The combined use of substances, which in the body through the same enzymes (cytochrome P450 in the liver) are degraded as Estradiol, can accelerate its degradation and thus weaken its action. These include, for example, seizure and epilepsy medications (phenobarbital, phenytoin, carbamazepine), the anti-tuberculosis drug rifampicin, some HIV medications (nevirapine, efavirenz) and the herbal antidepressant St. John’s wort. Prolonged therapy or a high dose of estradiol may increase the risk of breast and uterine cancer in certain circumstances. By using a very low dosage and possibly by adding progestagens, this risk can be minimized. Also, estradiol use may increase the risk of blood clots, which can then clog a vessel (as in the case of a pulmonary embolism). This is especially true if the woman smokes or has other risk factors (high cholesterol, obesity, etc.д.).). The active ingredient estradiol should only be used for girls and women from the beginning of menstruation, but not for pregnant or lactating women. If pregnancy occurs during treatment, it is necessary to stop treatment immediately and consult a doctor.
How to get estradiol?
The active ingredient estradiol is prescribed in each dose and can only be purchased with a prescription from a pharmacy. But you can buy Estradiol online in the UK without a prescription.

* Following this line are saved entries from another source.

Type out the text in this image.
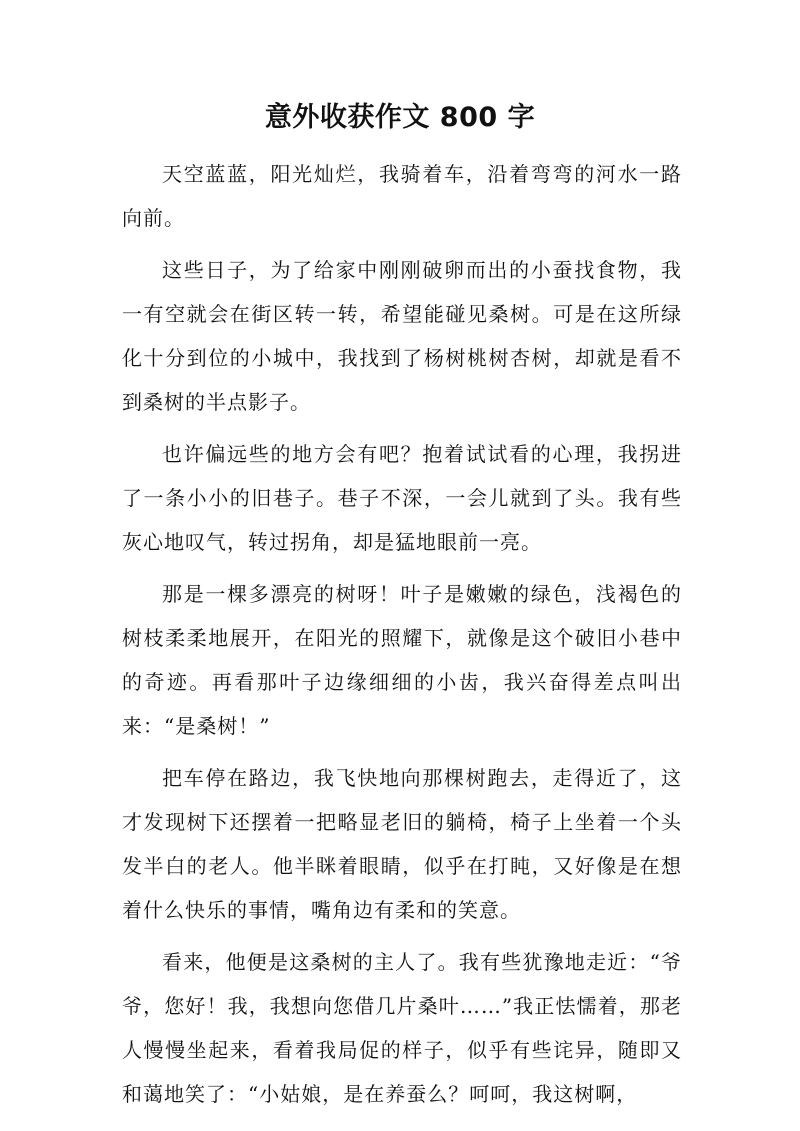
意外收获作文 800 字

天空蓝蓝，阳光灿烂，我骑着车，沿着弯弯的河水一路向前。

这些日子，为了给家中刚刚破卵而出的小蚕找食物，我一有空就会在街区转一转，希望能碰见桑树。可是在这所绿化十分到位的小城中，我找到了杨树桃树杏树，却就是看不到桑树的半点影子。

也许偏远些的地方会有吧？抱着试试看的心理，我拐进了一条小小的旧巷子。巷子不深，一会儿就到了头。我有些灰心地叹气，转过拐角，却是猛地眼前一亮。

那是一棵多漂亮的树呀！叶子是嫩嫩的绿色，浅褐色的树枝柔柔地展开，在阳光的照耀下，就像是这个破旧小巷中的奇迹。再看那叶子边缘细细的小齿，我兴奋得差点叫出来：“是桑树！”

把车停在路边，我飞快地向那棵树跑去，走得近了，这才发现树下还摆着一把略显老旧的躺椅，椅子上坐着一个头发半白的老人。他半眯着眼睛，似乎在打盹，又好像是在想着什么快乐的事情，嘴角边有柔和的笑意。

看来，他便是这桑树的主人了。我有些犹豫地走近：“爷爷，您好！我，我想向您借几片桑叶……”我正怯懦着，那老人慢慢坐起来，看着我局促的样子，似乎有些诧异，随即又和蔼地笑了：“小姑娘，是在养蚕么？呵呵，我这树啊，
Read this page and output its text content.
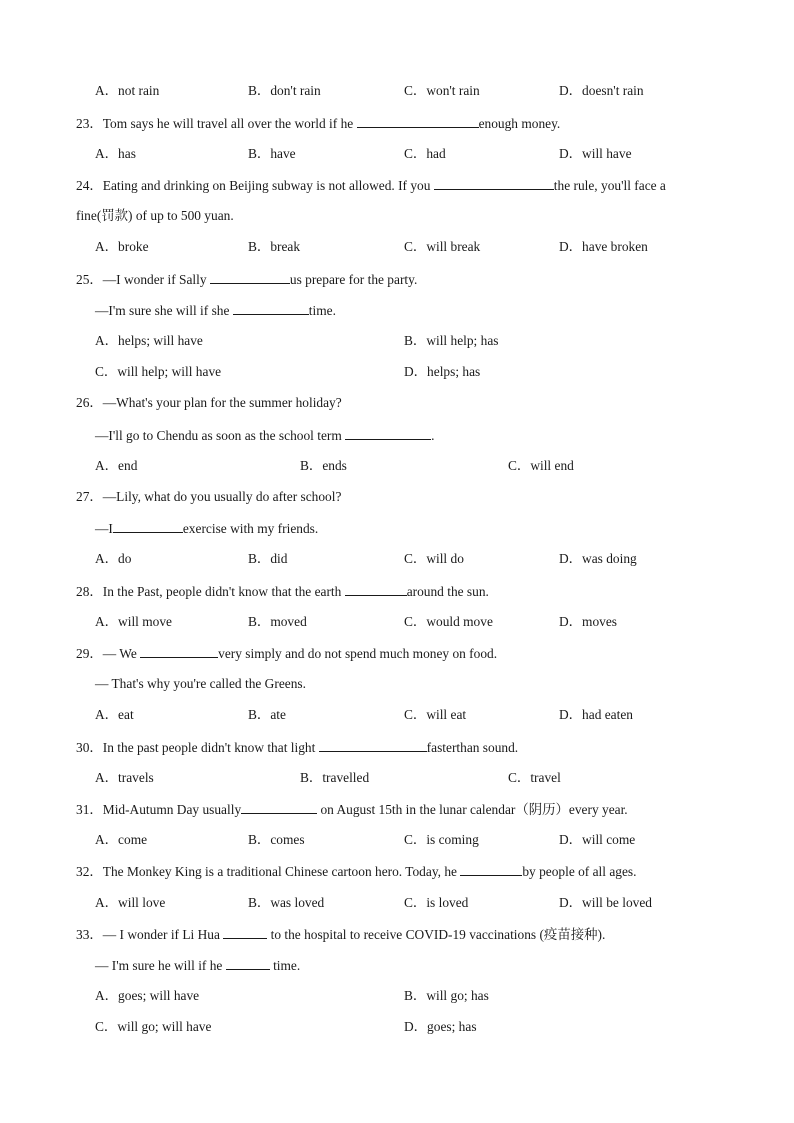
A．not rain	B．don't rain	C．won't rain	D．doesn't rain
23．Tom says he will travel all over the world if he	enough money.
A．has	B．have	C．had	D．will have
24．Eating and drinking on Beijing subway is not allowed. If you	the rule, you'll face a
fine(罚款) of up to 500 yuan.
A．broke	B．break	C．will break	D．have broken
25．—I wonder if Sally	us prepare for the party.
—I'm sure she will if she	time.
A．helps; will have	B．will help; has
C．will help; will have	D．helps; has
26．—What's your plan for the summer holiday?
—I'll go to Chendu as soon as the school term	.
A．end	B．ends	C．will end
27．—Lily, what do you usually do after school?
—I	exercise with my friends.
A．do	B．did	C．will do	D．was doing
28．In the Past, people didn't know that the earth	around the sun.
A．will move	B．moved	C．would move	D．moves
29．— We	very simply and do not spend much money on food.
— That's why you're called the Greens.
A．eat	B．ate	C．will eat	D．had eaten
30．In the past people didn't know that light	fasterthan sound.
A．travels	B．travelled	C．travel
31．Mid-Autumn Day usually	on August 15th in the lunar calendar（阴历）every year.
A．come	B．comes	C．is coming	D．will come
32．The Monkey King is a traditional Chinese cartoon hero. Today, he	by people of all ages.
A．will love	B．was loved	C．is loved	D．will be loved
33．— I wonder if Li Hua	to the hospital to receive COVID-19 vaccinations (疫苗接种).
— I'm sure he will if he	time.
A．goes; will have	B．will go; has
C．will go; will have	D．goes; has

Since when is estradiol known??
Steroid hormones, including estrogens such as estradiol, testosterone and cortisone, but also including, were recognized very early on as an important supporting function in the body. As early as 1929, the first estrogens were isolated by chemist Adolf Butenandt and its structure was figured out. For this he received the Nobel Prize in Chemistry in 1939 along with the steroid researcher Leopold Ruzicka. In 1930, oral estrogen was first introduced into therapy. At that time it was still being extracted from the urine of pregnant women. A decent chemical process for producing the active ingredient Estradiol were not developed until the second half of the 20th century.